In this theoretical approach, two things would be required:
- a reverse proxy-type setup, bound to port 80/TCP on the IP being accessed
- individual instances of apache, nginx, etc, through which individual language support is provided
- while this particular setup would be more complex in setup, troubleshooting, and upgrading, having this piece allows more flexibility (for example, if rails on apache is undesired, you could run rails on nginx instead with little to no change in the system; likewise, you could also easily change out the Ruby version, etc)
Potential problems with this approach (since no design is perfect):
- If nginx+rails (or any other app stack+webserver) outperforms the reverse proxy, then we’re introducing an unnecessary bottleneck. In a massive distributed context, this isn’t a big deal.
- Many more webservers and environments to maintain, much more complex. Since this is meant to be baked in as a machine image (think AMI on AWS’s EC2), this complexity can mostly be hidden from users of the server.
- Multiple authentication and access control layers, could lead to multiple authentication, etc. I don’t have a real good response to this one yet. Careful coding and well-thought out implementations could take care of this, but isn’t something anyone could realistically rely on.
Reverse Proxy
A traditional proxy server implementation sits between the end user and the public Internet. This server will accept all of the end user’s requests, and make them on the public Internet on the end user’s behalf. In order to use a proxy server, users would have to modify their browser settings such that all requests are sent to the proxy instead of the websites directly.
The reverse proxy does the opposite of this. Reverse proxies sit next to webservers, and accept requests from end users on their behalf. Note that no end user configuration update is required for this to work (all of the work is done on the side of the webserver). It is this functionality that we will need in order to transparently present namespaces for PHP, JSP, and Ruby. Since what we want is in effect a webserver itself, we can use Apache’s mod_proxy implementation for most of the functionality.

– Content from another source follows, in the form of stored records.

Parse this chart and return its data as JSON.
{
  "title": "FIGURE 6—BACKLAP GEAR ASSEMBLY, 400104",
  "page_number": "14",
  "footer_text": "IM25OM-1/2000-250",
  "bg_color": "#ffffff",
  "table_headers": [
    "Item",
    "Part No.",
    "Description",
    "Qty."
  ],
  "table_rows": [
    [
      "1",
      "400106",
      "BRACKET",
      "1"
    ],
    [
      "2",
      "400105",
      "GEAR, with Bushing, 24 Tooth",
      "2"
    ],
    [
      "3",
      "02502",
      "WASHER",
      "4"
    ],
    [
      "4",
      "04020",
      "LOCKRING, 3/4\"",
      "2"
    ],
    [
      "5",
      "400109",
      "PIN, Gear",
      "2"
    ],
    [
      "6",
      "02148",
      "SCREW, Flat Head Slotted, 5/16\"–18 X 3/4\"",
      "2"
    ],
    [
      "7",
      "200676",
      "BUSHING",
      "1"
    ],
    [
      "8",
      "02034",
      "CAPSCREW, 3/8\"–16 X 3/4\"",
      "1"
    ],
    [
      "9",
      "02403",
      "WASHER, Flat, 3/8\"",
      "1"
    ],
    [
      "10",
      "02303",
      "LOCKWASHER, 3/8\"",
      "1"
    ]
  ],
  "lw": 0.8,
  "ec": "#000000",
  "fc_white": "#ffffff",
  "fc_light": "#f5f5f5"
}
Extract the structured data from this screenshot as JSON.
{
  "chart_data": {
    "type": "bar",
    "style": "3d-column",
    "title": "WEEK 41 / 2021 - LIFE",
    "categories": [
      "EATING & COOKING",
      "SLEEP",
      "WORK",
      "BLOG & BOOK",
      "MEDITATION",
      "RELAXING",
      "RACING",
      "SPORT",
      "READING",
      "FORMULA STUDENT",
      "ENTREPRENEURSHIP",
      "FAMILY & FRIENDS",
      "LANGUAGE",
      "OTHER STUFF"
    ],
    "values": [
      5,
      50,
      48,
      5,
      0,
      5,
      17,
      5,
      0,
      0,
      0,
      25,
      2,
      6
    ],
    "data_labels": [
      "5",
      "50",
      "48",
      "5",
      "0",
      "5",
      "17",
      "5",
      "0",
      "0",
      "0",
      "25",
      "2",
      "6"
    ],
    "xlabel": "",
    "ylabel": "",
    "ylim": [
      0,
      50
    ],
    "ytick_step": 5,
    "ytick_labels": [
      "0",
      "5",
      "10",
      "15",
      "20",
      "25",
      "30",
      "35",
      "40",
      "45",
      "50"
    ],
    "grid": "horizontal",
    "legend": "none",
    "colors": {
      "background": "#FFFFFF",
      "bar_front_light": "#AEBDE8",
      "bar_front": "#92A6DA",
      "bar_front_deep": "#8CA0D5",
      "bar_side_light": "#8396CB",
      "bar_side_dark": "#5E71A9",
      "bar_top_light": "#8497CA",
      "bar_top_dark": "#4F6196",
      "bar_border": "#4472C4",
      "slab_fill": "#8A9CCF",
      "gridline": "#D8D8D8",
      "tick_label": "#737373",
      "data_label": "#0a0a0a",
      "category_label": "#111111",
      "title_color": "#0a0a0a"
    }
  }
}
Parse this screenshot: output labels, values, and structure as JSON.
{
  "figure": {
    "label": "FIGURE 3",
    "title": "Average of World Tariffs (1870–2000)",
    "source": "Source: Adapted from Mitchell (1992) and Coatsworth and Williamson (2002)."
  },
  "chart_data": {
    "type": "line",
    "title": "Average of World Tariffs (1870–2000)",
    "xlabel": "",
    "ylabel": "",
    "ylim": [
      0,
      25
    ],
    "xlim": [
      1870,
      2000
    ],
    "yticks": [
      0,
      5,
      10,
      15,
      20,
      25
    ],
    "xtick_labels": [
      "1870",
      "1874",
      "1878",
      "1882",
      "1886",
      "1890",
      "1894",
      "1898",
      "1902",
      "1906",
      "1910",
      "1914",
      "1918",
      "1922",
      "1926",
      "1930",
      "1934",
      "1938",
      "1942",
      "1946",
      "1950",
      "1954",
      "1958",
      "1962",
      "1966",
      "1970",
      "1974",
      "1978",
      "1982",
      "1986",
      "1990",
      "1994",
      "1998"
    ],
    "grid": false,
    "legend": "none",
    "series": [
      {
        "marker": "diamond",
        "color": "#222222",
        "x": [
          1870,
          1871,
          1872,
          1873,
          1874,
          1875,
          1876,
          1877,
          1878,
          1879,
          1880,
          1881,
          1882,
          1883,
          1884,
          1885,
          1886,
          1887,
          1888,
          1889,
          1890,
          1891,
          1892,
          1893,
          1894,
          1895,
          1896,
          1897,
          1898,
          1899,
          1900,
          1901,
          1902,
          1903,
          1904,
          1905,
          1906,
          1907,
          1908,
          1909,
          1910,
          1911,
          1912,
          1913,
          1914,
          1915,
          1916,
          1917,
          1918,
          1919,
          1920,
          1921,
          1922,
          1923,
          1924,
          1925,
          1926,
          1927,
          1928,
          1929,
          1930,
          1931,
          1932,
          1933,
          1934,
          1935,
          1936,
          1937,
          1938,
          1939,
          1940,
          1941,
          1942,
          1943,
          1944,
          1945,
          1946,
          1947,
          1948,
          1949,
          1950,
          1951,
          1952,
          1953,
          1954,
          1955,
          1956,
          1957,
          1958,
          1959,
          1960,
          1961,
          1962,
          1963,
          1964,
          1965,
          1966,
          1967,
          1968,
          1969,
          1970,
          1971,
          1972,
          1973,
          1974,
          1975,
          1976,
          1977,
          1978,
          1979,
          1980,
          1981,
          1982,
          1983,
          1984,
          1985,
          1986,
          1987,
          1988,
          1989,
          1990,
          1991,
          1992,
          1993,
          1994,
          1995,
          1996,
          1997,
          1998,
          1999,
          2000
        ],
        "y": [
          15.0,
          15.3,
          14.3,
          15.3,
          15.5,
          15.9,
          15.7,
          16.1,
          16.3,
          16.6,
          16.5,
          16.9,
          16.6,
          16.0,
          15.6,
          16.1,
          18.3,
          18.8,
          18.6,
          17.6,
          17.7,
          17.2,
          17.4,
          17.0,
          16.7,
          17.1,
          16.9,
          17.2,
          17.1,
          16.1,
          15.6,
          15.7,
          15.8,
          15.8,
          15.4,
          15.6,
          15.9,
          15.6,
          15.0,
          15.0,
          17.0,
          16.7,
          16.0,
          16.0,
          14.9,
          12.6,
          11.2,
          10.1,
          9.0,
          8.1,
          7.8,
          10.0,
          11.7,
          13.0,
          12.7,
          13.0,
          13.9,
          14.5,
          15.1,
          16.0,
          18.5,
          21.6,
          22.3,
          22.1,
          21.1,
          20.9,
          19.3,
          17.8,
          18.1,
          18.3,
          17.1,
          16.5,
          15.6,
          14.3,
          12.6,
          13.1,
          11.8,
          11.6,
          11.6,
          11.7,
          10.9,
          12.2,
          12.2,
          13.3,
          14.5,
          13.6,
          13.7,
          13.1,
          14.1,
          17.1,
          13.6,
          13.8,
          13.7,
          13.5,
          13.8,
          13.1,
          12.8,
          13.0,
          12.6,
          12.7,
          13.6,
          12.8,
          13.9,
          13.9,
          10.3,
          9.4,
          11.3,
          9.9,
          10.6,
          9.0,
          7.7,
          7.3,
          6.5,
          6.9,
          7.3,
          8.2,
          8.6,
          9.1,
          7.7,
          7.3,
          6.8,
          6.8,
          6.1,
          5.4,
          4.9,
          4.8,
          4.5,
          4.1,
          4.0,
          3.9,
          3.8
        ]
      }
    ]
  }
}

Mod_proxy, great as it is, doesn’t provide all of the functionality that we will need. For example, if I took a pre-existing PHP application and stuck it behind a reverse proxy, any PHP-generated links will most likely not work, since the paths (and port) will be relative to the PHP install, and not the reverse proxy itself. This might lead to HTTP requests being issued to http://machine_ip:8180/code.php instead of http://machine_ip/code.php. Since we would necessarily restrict public access on any service ports but 80/TCP, this is sub-optimal.
In order to solve this problem, there’s a module for Apache called mox_proxy_html (http://apache.webthing.com/mod_proxy_html/). This is a 3rd party module and not an official part of the Apache distribution, but provides exactly the functionality that we need. With mod_proxy_html, we will be able to re-write URLs in such a way that the proxy and app servers are indistinguishable from the perspective of the end user.
Over the course of the next month or so I will be trying to build a system like I described above. I believe such a system, along with the power of cloud computing, has the ability to reshape a lot of how web applications are spec’d. No longer being limited to any one middleware stack is a very real need, which has sadly gone unanswered. Hopefully this will be a stab in the right direction.